On the metro platform after lung surgery
Huda Haque
Morrisville, North Carolina, USA
Panther Creek High School
Poetry
In this pale aluminum tunnel,
the four of us float like ghosts,
silent, on our own paths
our bodies seen or not seen
depending on sunlight’s angle.
The waiting characters include
the staples tucked underneath my sternum,
slits pockmarked into my side,
the man in the seat over,
and me.
I hug my chest,
watch cigarette smoke worship
the bends of skin in his fingers, flapping
in the graceless jerks
of vultures who realize they
can now stop searching
for dinner.
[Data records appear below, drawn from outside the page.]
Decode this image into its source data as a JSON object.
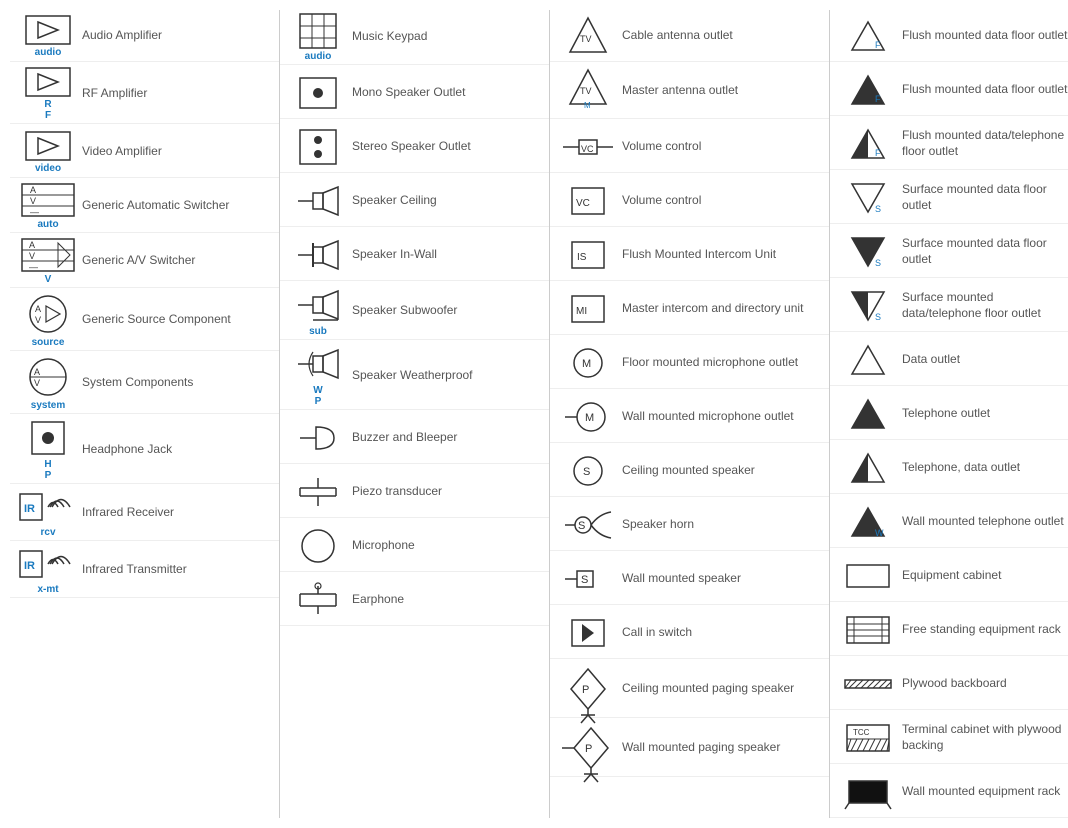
{
  "columns": [
    {
      "items": [
        {
          "symbol_type": "audio_amplifier",
          "label": "audio",
          "desc": "Audio Amplifier"
        },
        {
          "symbol_type": "rf_amplifier",
          "label": "RF",
          "desc": "RF Amplifier"
        },
        {
          "symbol_type": "video_amplifier",
          "label": "video",
          "desc": "Video Amplifier"
        },
        {
          "symbol_type": "generic_auto_switcher",
          "label": "auto",
          "desc": "Generic Automatic Switcher"
        },
        {
          "symbol_type": "generic_av_switcher",
          "label": "V",
          "desc": "Generic A/V Switcher"
        },
        {
          "symbol_type": "generic_source",
          "label": "source",
          "desc": "Generic Source Component"
        },
        {
          "symbol_type": "system_components",
          "label": "system",
          "desc": "System Components"
        },
        {
          "symbol_type": "headphone_jack",
          "label": "HP",
          "desc": "Headphone Jack"
        },
        {
          "symbol_type": "infrared_receiver",
          "label": "rcv",
          "desc": "Infrared Receiver"
        },
        {
          "symbol_type": "infrared_transmitter",
          "label": "x-mt",
          "desc": "Infrared Transmitter"
        }
      ]
    },
    {
      "items": [
        {
          "symbol_type": "music_keypad",
          "label": "audio",
          "desc": "Music Keypad"
        },
        {
          "symbol_type": "mono_speaker",
          "label": "",
          "desc": "Mono Speaker Outlet"
        },
        {
          "symbol_type": "stereo_speaker",
          "label": "",
          "desc": "Stereo Speaker Outlet"
        },
        {
          "symbol_type": "speaker_ceiling",
          "label": "",
          "desc": "Speaker Ceiling"
        },
        {
          "symbol_type": "speaker_inwall",
          "label": "",
          "desc": "Speaker In-Wall"
        },
        {
          "symbol_type": "speaker_subwoofer",
          "label": "sub",
          "desc": "Speaker Subwoofer"
        },
        {
          "symbol_type": "speaker_weatherproof",
          "label": "WP",
          "desc": "Speaker Weatherproof"
        },
        {
          "symbol_type": "buzzer_bleeper",
          "label": "",
          "desc": "Buzzer and Bleeper"
        },
        {
          "symbol_type": "piezo_transducer",
          "label": "",
          "desc": "Piezo transducer"
        },
        {
          "symbol_type": "microphone",
          "label": "",
          "desc": "Microphone"
        },
        {
          "symbol_type": "earphone",
          "label": "",
          "desc": "Earphone"
        }
      ]
    },
    {
      "items": [
        {
          "symbol_type": "cable_antenna",
          "label": "TV",
          "desc": "Cable antenna outlet"
        },
        {
          "symbol_type": "master_antenna",
          "label": "TV M",
          "desc": "Master antenna outlet"
        },
        {
          "symbol_type": "volume_control_line",
          "label": "VC",
          "desc": "Volume control"
        },
        {
          "symbol_type": "volume_control_box",
          "label": "VC",
          "desc": "Volume control"
        },
        {
          "symbol_type": "flush_intercom",
          "label": "IS",
          "desc": "Flush Mounted Intercom Unit"
        },
        {
          "symbol_type": "master_intercom",
          "label": "MI",
          "desc": "Master intercom and directory unit"
        },
        {
          "symbol_type": "floor_mic",
          "label": "M",
          "desc": "Floor mounted microphone outlet"
        },
        {
          "symbol_type": "wall_mic",
          "label": "M",
          "desc": "Wall mounted microphone outlet"
        },
        {
          "symbol_type": "ceiling_speaker_circle",
          "label": "S",
          "desc": "Ceiling mounted speaker"
        },
        {
          "symbol_type": "speaker_horn",
          "label": "S",
          "desc": "Speaker horn"
        },
        {
          "symbol_type": "wall_speaker",
          "label": "S",
          "desc": "Wall mounted speaker"
        },
        {
          "symbol_type": "call_in_switch",
          "label": "",
          "desc": "Call in switch"
        },
        {
          "symbol_type": "ceiling_paging",
          "label": "P",
          "desc": "Ceiling mounted paging speaker"
        },
        {
          "symbol_type": "wall_paging",
          "label": "P",
          "desc": "Wall mounted paging speaker"
        }
      ]
    },
    {
      "items": [
        {
          "symbol_type": "flush_data_floor_f",
          "label": "F",
          "desc": "Flush mounted data floor outlet"
        },
        {
          "symbol_type": "flush_data_floor_f2",
          "label": "F",
          "desc": "Flush mounted data floor outlet"
        },
        {
          "symbol_type": "flush_data_tel_floor",
          "label": "F",
          "desc": "Flush mounted data/telephone floor outlet"
        },
        {
          "symbol_type": "surface_data_floor_s",
          "label": "S",
          "desc": "Surface mounted data floor outlet"
        },
        {
          "symbol_type": "surface_data_floor_s2",
          "label": "S",
          "desc": "Surface mounted data floor outlet"
        },
        {
          "symbol_type": "surface_data_tel_floor",
          "label": "S",
          "desc": "Surface mounted data/telephone floor outlet"
        },
        {
          "symbol_type": "data_outlet",
          "label": "",
          "desc": "Data outlet"
        },
        {
          "symbol_type": "telephone_outlet",
          "label": "",
          "desc": "Telephone outlet"
        },
        {
          "symbol_type": "telephone_data_outlet",
          "label": "",
          "desc": "Telephone, data outlet"
        },
        {
          "symbol_type": "wall_tel_outlet",
          "label": "W",
          "desc": "Wall mounted telephone outlet"
        },
        {
          "symbol_type": "equipment_cabinet",
          "label": "",
          "desc": "Equipment cabinet"
        },
        {
          "symbol_type": "free_standing_rack",
          "label": "",
          "desc": "Free standing equipment rack"
        },
        {
          "symbol_type": "plywood_backboard",
          "label": "",
          "desc": "Plywood backboard"
        },
        {
          "symbol_type": "terminal_cabinet",
          "label": "TCC",
          "desc": "Terminal cabinet with plywood backing"
        },
        {
          "symbol_type": "wall_equipment_rack",
          "label": "",
          "desc": "Wall mounted equipment rack"
        }
      ]
    }
  ]
}
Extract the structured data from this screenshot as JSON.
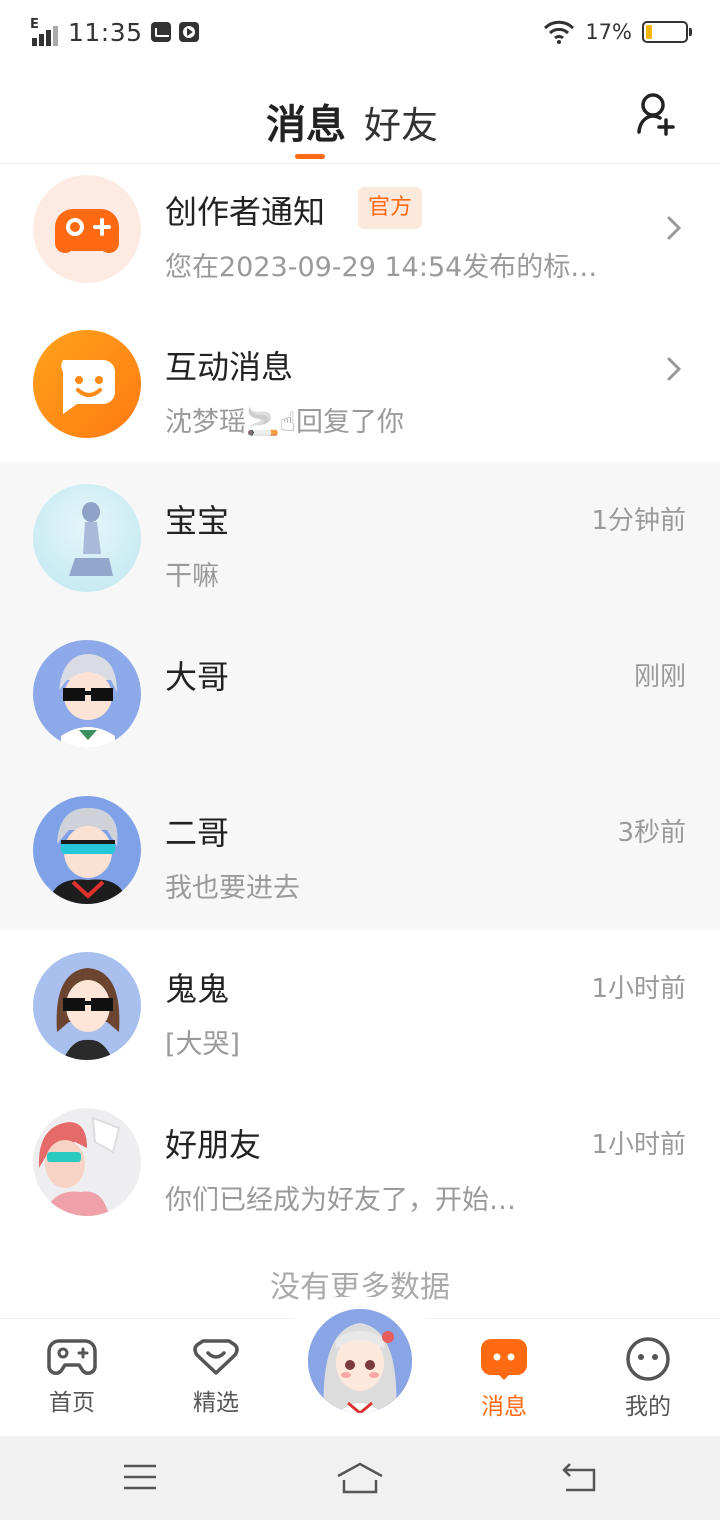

He’s holding a book,
and I imagine it’s a
bad one, waste of a living tree,
of its life,
so it’s okay if I pray
for it to catch fire,
crumble into charcoal ash,
to let him hold a future mirror
in his hands.
Then, a phone call that thrusts
glee into his face, so much so that I start
to envision the shape of his words,
how he will tell whoever’s at the other end
“look how hard I work to take
myself away from you,”
and “this book I’m reading
is so great that I want it to end
sooner, in nothing
but dust.” His train
arrives, and I watch him
drift into a car, disappear
into his next day of chosen smolder
until my chest
stops aching.
ELOGIO EDITORIAL
Through the unique juxtaposition between the speaker’s lung surgery and the man’s relationship with fire, this poem paints a haunting, otherworldly narrative about human nature and the experience of life. The language itself draws a stunning balance between descriptive imagery and confessionalism, and provokes meaningful thinking within the reader even after the poem’s conclusion.